DESPITE ALL THE TALK, TRUMP HASN’T DONE A TINY FRACTION OF WHAT FDR DID: FDR’s War Against the Press.

Like Trump, he feuded with the mainstream media; like Trump, he used a new medium as a direct pipeline to the people. He also used the government’s machinery to suppress unfavorable coverage, a fate we hope to avoid in the age of Trump. . . .

In the 1936 election, Roosevelt claimed that 85 percent of the newspapers were against him. In the standard work on the subject, historian Graham J. White finds that the actual percentage was much lower and the print press generally gave FDR balanced news coverage, but most editorialists and columnists were indeed opposed to the administration. Convinced that the media were out to get him, Roosevelt warned in 1938 that “our newspapers cannot be edited in the interests of the general public, from the counting room. And I wish we could have a national symposium on that question, particularly in relation to the freedom of the press. How many bogies are conjured up by invoking that greatly overworked phrase?”

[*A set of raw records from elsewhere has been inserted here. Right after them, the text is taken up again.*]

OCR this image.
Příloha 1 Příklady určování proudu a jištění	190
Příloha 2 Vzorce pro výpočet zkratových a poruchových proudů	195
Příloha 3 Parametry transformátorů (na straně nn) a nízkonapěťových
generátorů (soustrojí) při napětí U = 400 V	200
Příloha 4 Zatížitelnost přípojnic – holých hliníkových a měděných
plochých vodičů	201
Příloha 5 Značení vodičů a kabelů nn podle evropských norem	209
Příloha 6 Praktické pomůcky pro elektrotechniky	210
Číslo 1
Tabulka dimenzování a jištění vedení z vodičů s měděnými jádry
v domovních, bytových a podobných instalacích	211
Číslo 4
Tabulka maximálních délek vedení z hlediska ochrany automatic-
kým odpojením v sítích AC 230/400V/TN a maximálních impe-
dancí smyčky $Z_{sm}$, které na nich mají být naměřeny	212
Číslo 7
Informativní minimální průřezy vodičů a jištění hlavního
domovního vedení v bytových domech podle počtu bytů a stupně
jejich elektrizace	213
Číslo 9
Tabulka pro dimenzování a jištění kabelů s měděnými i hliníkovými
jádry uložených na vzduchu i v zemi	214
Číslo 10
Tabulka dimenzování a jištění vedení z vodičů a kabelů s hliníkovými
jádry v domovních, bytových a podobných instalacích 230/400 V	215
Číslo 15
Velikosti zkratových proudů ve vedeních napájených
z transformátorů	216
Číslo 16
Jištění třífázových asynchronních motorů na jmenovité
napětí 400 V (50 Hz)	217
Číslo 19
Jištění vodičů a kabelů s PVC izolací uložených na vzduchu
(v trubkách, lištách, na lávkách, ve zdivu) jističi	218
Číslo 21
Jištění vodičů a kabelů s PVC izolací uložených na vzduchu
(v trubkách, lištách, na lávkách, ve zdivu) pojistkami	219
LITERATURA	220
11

Roosevelt’s relationship with radio was warmer. The key distinction was that broadcasters operated in an entirely different political context: Thanks to federal rules and administrators, they had to tread much more lightly than newspapers did. At its inception in 1934, the Federal Communications Commission (FCC) reduced the license renewal period for stations from three years to only six months. Meanwhile, Roosevelt tapped Herbert L. Pettey as secretary of the FCC (and its predecessor, the Federal Radio Commission). Pettey had overseen radio for Roosevelt in the 1932 campaign. After his appointment, he worked in tandem with the Democratic National Committee to handle “radio matters” with both the networks and local stations.

It did not take long for broadcasters to get the message. NBC, for example, announced that it was limiting broadcasts “contrary to the policies of the United States government.” CBS Vice President Henry A. Bellows said that “no broadcast would be permitted over the Columbia Broadcasting System that in any way was critical of any policy of the Administration.” He elaborated “that the Columbia system was at the disposal of President Roosevelt and his administration and they would permit no broadcast that did not have his approval.” Local station owners and network executives alike took it for granted, as Editor and Publisher observed, that each station had “to dance to Government tunes because it is under Government license.” . . .

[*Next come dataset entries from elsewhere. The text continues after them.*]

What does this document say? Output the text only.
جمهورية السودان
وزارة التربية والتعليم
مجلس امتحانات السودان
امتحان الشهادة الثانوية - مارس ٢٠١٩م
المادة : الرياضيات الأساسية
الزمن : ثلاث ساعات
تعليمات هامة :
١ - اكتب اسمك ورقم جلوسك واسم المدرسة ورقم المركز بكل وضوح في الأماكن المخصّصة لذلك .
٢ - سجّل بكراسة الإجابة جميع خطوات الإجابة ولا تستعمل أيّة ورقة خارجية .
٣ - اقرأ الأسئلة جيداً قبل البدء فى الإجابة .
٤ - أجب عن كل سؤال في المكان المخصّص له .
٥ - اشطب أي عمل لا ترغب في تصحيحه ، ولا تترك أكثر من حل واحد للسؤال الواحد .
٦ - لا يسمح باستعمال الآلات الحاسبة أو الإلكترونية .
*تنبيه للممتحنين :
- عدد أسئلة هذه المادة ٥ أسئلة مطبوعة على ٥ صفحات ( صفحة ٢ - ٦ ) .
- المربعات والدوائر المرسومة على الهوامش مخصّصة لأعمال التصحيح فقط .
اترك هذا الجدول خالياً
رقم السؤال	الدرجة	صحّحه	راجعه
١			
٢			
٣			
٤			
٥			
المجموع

Even as he was securing domination of the ether, Roosevelt worked hard to neutralize criticism from the print media. Here he used a combination of manipulation and intimidation. By 1935, the famous Roosevelt charm was much less of a guarantee of success, and his press conferences became increasingly orchestrated. Like Trump, he singled out some reporters who wanted to ask questions and ignored others. Writing for The Washington Post in 1938, Harlan Miller commented that Roosevelt only answered questions which enabled him to “utter an oral editorial.…He selects only those on which he can ring the bell.”

He also gave special access to pro-administration outlets, such as J. David Stern’s Philadelphia Record and Marshall Field’s Chicago Sun. Another Field publication, PM, was probably the closest facsimile to a New Deal Breitbart. In both editorials and news reports, PM repeatedly demonized FDR’s enemies, often comparing them to fascists. These pro–New Deal outlets had a special entrée to top administration officials, who gave them valuable scoops. The collaboration went both ways. In 1942, Field brought an antitrust complaint against the much less Roosevelt-friendly Associated Press.
The Black Committee

Roosevelt’s intimidation efforts reached their apogee in the hands of the Special Senate Committee on Lobbying. The president indirectly recruited Sen. Hugo L. Black (D–Ala.), a zealous and effective New Deal loyalist, as chair. The committee’s original mission was to probe the opposition campaign to the “death sentence” in the Public Utility Holding Company Bill, a provision that would have allowed, under certain circumstances, the dissolution of utility holding companies. The Black Committee gained traction with the public when it brought to light evidence that some lobbyists had concocted thousands of “fake telegrams” sent to Congress to protest the bill. Smelling blood, Black expanded the investigation into a general probe of anti–New Deal voices, including journalists.

The Treasury granted Black access to tax returns dating back to 1925 of such critics as David Lawrence of the United States News. Then he moved to obtain his targets’ private telegrams, demanding that telegraph companies let the committee search copies of all incoming and outgoing telegrams for the first nine months of 1935. When Western Union refused on privacy grounds, the FCC, at Black’s urging, ordered it to comply.

Over a nearly three-month period at the end of 1935, FCC and Black Committee staffers searched great stacks of telegrams in Western Union’s D.C. office. Operating with virtually no restriction, they read the communications of sundry lobbyists, newspaper publishers, and conservative political activists as well as every member of Congress.

Sounds more like Obama than Trump.

Related (From Ed): And then there was that time in 1942, when FDR gave a New York Daily News journalist whose reporting he disagreed with a Nazi Iron Cross medal.